SAMIN-NEWS.com, PATI – Ikan hasil tangkapan kapal pemacingan, utamanya jenis manyung saat ini mulai masuk dan langsung dibeli bakul yang tiap hari mangkal di Tempat Pelelangan Ikan (TPI) Unit I Juwana. Ternyata, para bakul selama ini tidak bersedia membeli ikan di TPI tersebut dengan sistem lelang.

Dengan demikian, mereka praktis tidak membayar retribusi lelang meskipun tiap hari mereka ini memafaatkan fasilitas pemerintah.
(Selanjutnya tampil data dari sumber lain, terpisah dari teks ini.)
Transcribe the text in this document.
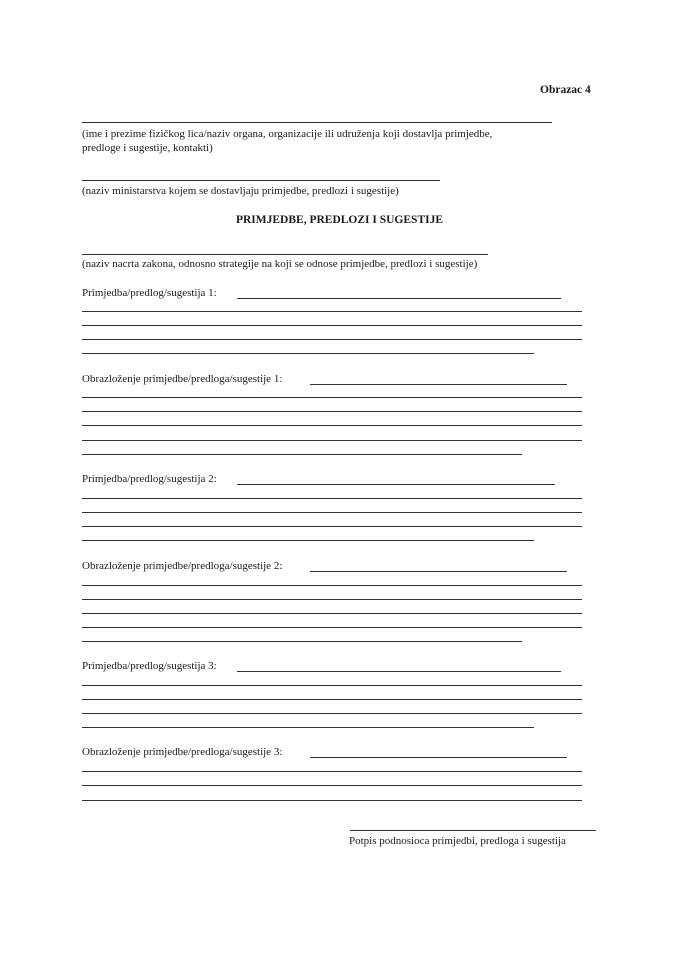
Obrazac 4
(ime i prezime fizičkog lica/naziv organa, organizacije ili udruženja koji dostavlja primjedbe,
predloge i sugestije, kontakti)
(naziv ministarstva kojem se dostavljaju primjedbe, predlozi i sugestije)
PRIMJEDBE, PREDLOZI I SUGESTIJE
(naziv nacrta zakona, odnosno strategije na koji se odnose primjedbe, predlozi i sugestije)
Primjedba/predlog/sugestija 1:
Obrazloženje primjedbe/predloga/sugestije 1:
Primjedba/predlog/sugestija 2:
Obrazloženje primjedbe/predloga/sugestije 2:
Primjedba/predlog/sugestija 3:
Obrazloženje primjedbe/predloga/sugestije 3:
Potpis podnosioca primjedbi, predloga i sugestija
Padahal untuk fasilitas yang tersedia seperti lantai untuk lelang dan pelatarannya selama ini yang memanfaatkan adalah mereka sendiri, tapi yag membersihkan adalah tenaga dari TPI yang bersangkutan.

Ditanya berkait hal tersebut, Kepala Bidang (Kabid) Pengelolaan dan Pengembangan (P2) TPI Dinas Kelautan dan Perikanan Kabupaten Pati, Dwi Endang Subekti, tidak mengelak dan kondisi seperti itu sudah berlangsung cukup lama, sehingga sampai saat ini pihakya masih berupaya mencari jalan pemecahannya. ”Sebab, bakul ikan yang ada di TPI ini jumlahnya sangat terbatas,” ujarnya.

Kapal pemancingan saat membongkar muatannya di dermaga tambat di TPI Unit I Juwana.
Bakul yang membeli ikan pun menimbang sendiri.

Untuk produksi ikan tangkapan kapal pancingan, lanjut dia, saat ini belum ramai utamanya tangkapan ikan jenis manyung. Akan tetapi, mulai bulan depan (September) akan cukup banyak, hanya yang menjadi masalah tetap tak berubah, yaitu para bakul pembelinya yang sangat terbatas karena semua adalah bakul setempat.

Ada di antaranya, adalah bakul yang menyimpan hasil ikan yang dibelinya ke ”coolstorage” karena jenis ikan hasil pemancingan ini bukan hanya manyung, tapi nanti pada musimnya juga ada cumi-cumi/sotong. Lagi pula, rata-rata ikan hasil tangkapan kapal pancingan masih segar, karena nelayannya tidak terlalu lama saat melaut.

Dengan demikian,  para bakul ini ada yang membanya ke Rembag dan juga Semarang sehingga untuk menjualnya kembali tidak banyak menghadapi kesulitan, karena untuk memenuhi kebutuhan lokal, yaitu para pemanggang juga cukup banyak. ”Hanya yang sulit itu bagaimana bakul tersebut mau lelang, sehingga retribusinya bukan hanya Rp 100.000 untuk satu truk, melainkan lebih dari itu bisa masuk ke kas daerah,” imbuhnya.